D'autant que la question du retrait n'est ni totalement signé ni négocié. Nous ne savons pas encore comment va fonctionner la Bourse de Londres avec l'Union européenne. Nous le saurons dans le courant dans l'année.

En attendant, nous continuons d'assurer la promotion de Paris La Défense notamment avec Paris Europlace, pour créer les meilleures conditions d'accueil des salariés internationaux, comme avec le projet d'école européenne à Courbevoie, de l'élémentaire au lycée en passant par le collège. C'est un service dont les salariés étrangers ont besoin.

En réalité, nous ne devrions pas assister à de mouvements gigantesques, étant réalistes au regard des incertitudes.

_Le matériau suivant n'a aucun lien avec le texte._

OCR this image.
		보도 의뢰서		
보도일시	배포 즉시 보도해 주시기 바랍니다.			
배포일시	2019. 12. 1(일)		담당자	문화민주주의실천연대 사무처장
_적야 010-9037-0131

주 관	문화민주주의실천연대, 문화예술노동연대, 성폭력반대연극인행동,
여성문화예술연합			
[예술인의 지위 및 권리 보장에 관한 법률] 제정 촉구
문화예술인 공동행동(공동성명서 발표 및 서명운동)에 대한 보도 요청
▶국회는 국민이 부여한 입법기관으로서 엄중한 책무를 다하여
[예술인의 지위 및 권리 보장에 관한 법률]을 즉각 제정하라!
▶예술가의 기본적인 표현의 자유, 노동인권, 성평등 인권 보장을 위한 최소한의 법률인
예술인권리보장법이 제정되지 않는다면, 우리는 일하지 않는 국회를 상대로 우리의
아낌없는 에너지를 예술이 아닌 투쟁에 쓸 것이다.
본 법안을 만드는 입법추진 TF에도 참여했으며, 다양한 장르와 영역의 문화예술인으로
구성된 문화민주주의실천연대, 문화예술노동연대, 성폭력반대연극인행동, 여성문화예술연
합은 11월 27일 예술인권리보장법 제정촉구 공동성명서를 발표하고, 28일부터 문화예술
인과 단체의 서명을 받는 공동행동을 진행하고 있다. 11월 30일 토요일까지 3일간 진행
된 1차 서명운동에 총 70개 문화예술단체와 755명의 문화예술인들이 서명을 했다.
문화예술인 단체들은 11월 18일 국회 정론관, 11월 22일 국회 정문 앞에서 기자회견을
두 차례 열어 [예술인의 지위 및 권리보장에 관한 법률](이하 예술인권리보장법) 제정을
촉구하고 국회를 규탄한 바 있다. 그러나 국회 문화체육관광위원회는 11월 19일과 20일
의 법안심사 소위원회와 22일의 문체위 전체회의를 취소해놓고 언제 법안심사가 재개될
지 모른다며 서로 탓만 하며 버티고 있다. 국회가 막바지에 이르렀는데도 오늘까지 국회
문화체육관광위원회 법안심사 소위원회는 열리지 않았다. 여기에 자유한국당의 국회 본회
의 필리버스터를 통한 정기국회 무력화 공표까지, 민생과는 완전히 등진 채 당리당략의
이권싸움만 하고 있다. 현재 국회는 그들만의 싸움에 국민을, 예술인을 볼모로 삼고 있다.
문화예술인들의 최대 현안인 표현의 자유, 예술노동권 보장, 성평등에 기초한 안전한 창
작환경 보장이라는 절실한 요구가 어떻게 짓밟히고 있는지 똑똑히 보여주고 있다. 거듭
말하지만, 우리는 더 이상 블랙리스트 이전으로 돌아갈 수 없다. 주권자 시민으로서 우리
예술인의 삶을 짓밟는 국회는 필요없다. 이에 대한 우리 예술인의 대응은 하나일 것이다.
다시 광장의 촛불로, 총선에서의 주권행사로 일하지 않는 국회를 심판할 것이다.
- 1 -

Nous manquons de surcroît de visibilité sur la manière dont le marché immobilier va se comporter. Les investisseurs se posent des questions sur les espaces de bureaux.

Votre localisation demeure-t-elle malgré tout un critère différenciant ?

De nombreuses marques d'intérêt se maintiennent. Notre proximité avec Paris est un atout de la même manière que la qualité de l'offre immobilière et nos immeubles de grandes tailles. Nous préparons l'avenir, en sachant que ces qualités rencontreront les attentes des utilisateurs.

Pourriez-vous imaginer un schéma prescripteur pour répondre à cette demande croissante de mixité des usages ?

Nous pourrions toujours imposer des documents d'urbanisme, mais ce n'est pas dans notre intérêt. Nous avons tout intérêt à miser sur un urbanisme négocié. Tout le monde doit tirer dans le même sens : l'Etat qui délivre les permis de construire, les aménageurs en partenariat avec les investisseurs et les utilisateurs.

Nous engageons d'ailleurs une mise à jour de nos orientations stratégiques pour remettre au clair nos relations avec les élus et les acteurs privés sur la transition écologique et la mutation de l'espace public. Imposer quelque chose risquerait de décourager l'ensemble des parties prenantes. Nous ne sommes pas dans un contexte où nous avons intérêt à agir de manière autoritaire.